Of trees the following are very highly commended, the red and white jujube-trees, likewise tamarisks, also almond-trees and peach-trees and pear-trees, in a word, so as not to waste time in naming each kind, the majority of the fruit-bearing trees. Of woodland trees the most suitable are the acorn-bearing oaks, also terebinths and mastic-trees, which closely resemble them, and lime-trees. Of all the trees of this class yews only are excluded as being hurtful.
Moreover a thousand seeds, which flourish in uncultivated turf or are turned up in the furrow, produce flowers which are much loved by bees, for example shrubs of starwort in virgin soil, stalks of bear's foot, & stems of asphodel and the sword-like leaf of the narcissus. White lilies sown between the furrows in the garden make a brilliant show and the gilliflowers have no less pure a colour; then there are red and yellow roses and purple violets and sky-blue larkspur; also the Corycian and Sicilian saffron-bulbs are planted to give colour and scent to the honey.

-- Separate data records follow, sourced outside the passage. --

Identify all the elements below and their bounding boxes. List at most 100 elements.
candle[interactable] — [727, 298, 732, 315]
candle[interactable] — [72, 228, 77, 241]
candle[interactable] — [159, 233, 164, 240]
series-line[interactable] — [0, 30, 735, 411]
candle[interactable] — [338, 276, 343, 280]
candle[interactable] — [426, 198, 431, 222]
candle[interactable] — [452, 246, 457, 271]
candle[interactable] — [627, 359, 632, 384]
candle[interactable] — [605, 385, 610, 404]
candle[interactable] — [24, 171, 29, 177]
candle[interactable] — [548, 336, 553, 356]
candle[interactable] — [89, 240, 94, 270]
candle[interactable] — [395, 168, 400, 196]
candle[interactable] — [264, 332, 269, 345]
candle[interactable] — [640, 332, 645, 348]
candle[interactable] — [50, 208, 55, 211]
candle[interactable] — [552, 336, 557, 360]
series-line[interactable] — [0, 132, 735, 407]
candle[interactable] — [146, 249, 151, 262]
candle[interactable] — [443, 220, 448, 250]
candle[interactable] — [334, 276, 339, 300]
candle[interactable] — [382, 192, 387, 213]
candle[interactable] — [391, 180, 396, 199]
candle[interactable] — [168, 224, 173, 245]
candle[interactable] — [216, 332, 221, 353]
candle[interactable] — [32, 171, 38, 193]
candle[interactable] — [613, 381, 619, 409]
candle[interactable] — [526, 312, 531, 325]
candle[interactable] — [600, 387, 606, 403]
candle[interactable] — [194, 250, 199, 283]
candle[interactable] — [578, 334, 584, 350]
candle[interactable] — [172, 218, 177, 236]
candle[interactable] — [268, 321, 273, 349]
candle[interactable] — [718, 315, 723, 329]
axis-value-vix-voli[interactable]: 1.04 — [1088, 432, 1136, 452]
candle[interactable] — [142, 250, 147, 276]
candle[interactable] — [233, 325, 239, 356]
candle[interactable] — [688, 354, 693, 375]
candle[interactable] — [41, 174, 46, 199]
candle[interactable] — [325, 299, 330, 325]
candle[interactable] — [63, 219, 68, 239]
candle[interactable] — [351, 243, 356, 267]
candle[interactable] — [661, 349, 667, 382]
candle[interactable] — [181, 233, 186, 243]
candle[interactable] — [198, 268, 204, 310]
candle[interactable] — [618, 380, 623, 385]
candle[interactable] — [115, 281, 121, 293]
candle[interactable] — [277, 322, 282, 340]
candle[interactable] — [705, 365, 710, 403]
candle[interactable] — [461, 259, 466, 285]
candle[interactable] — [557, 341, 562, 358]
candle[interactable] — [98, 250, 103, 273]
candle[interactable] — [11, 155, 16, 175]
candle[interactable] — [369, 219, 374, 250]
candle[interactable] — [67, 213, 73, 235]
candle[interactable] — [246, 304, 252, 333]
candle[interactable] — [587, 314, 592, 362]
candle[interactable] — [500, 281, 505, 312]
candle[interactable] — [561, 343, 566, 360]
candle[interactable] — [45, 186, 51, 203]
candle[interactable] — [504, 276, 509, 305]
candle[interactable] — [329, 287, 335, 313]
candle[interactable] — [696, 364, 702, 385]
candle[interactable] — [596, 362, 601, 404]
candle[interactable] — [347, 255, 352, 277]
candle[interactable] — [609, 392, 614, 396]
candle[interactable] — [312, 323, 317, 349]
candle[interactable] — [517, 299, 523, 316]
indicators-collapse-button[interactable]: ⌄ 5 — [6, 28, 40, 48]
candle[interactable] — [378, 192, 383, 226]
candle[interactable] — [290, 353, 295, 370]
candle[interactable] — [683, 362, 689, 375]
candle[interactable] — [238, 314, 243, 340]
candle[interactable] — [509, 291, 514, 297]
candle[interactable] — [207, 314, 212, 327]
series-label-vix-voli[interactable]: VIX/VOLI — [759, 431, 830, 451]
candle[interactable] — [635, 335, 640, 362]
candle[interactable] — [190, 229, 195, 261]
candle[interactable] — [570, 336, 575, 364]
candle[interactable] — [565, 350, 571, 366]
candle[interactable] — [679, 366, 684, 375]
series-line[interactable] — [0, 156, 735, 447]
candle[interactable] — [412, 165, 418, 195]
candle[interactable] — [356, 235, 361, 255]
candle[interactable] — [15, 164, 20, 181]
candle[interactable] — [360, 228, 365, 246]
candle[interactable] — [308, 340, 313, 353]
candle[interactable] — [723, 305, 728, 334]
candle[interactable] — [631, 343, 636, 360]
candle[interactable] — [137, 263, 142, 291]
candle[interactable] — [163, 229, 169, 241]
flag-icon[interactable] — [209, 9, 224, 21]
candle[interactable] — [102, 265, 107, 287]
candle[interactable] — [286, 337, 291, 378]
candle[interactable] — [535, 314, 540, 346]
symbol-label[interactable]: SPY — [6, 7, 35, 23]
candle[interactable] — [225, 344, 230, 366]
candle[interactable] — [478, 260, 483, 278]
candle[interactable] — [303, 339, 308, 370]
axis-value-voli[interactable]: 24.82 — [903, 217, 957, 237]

Moreover,countless herbs of a baser kind spring up on cultivated land and pasture which supply an abundance of wax for the honey-combs, such as the common charlock and the horse-radish, which is no more precious, the mustard-herb, and flowers of wild endive and black poppy, also the field parsnip, and the cultivated variety which bears the same name and which the Greeks call staphylinos (carrot). But of all the plants which I have suggested and of those which I have not mentioned so as to save time (for their number could not be computed), thyme yields honey with the best flavour; the next best are Greek savory, wild thyme and marjoram. In the third class, but still of high quality, are rosemary and our Italian savory, which I have called satureia. Next the flowers of the tamarisk and the jujube-tree and the other kinds of fodder which I suggested have only a mediocre flavour.
The honey which is considered of the poorest quality is the woodland honey which comes from dirty feeding-grounds and is produced from broom-trees and strawberry-trees, and the farm-house honey which comes from vegetables. Now that I have described the situation of the feeding grounds and also the various kinds of food, I will next speak of the arrangement for receiving and housing the swarm.
Lucius Junius Moderatus Columella, On Agriculture, trans. E. S. Forster and Edward H. Heffner, vol. 2 (Cambridge, MA: Harvard University Press, 1954), 435-439.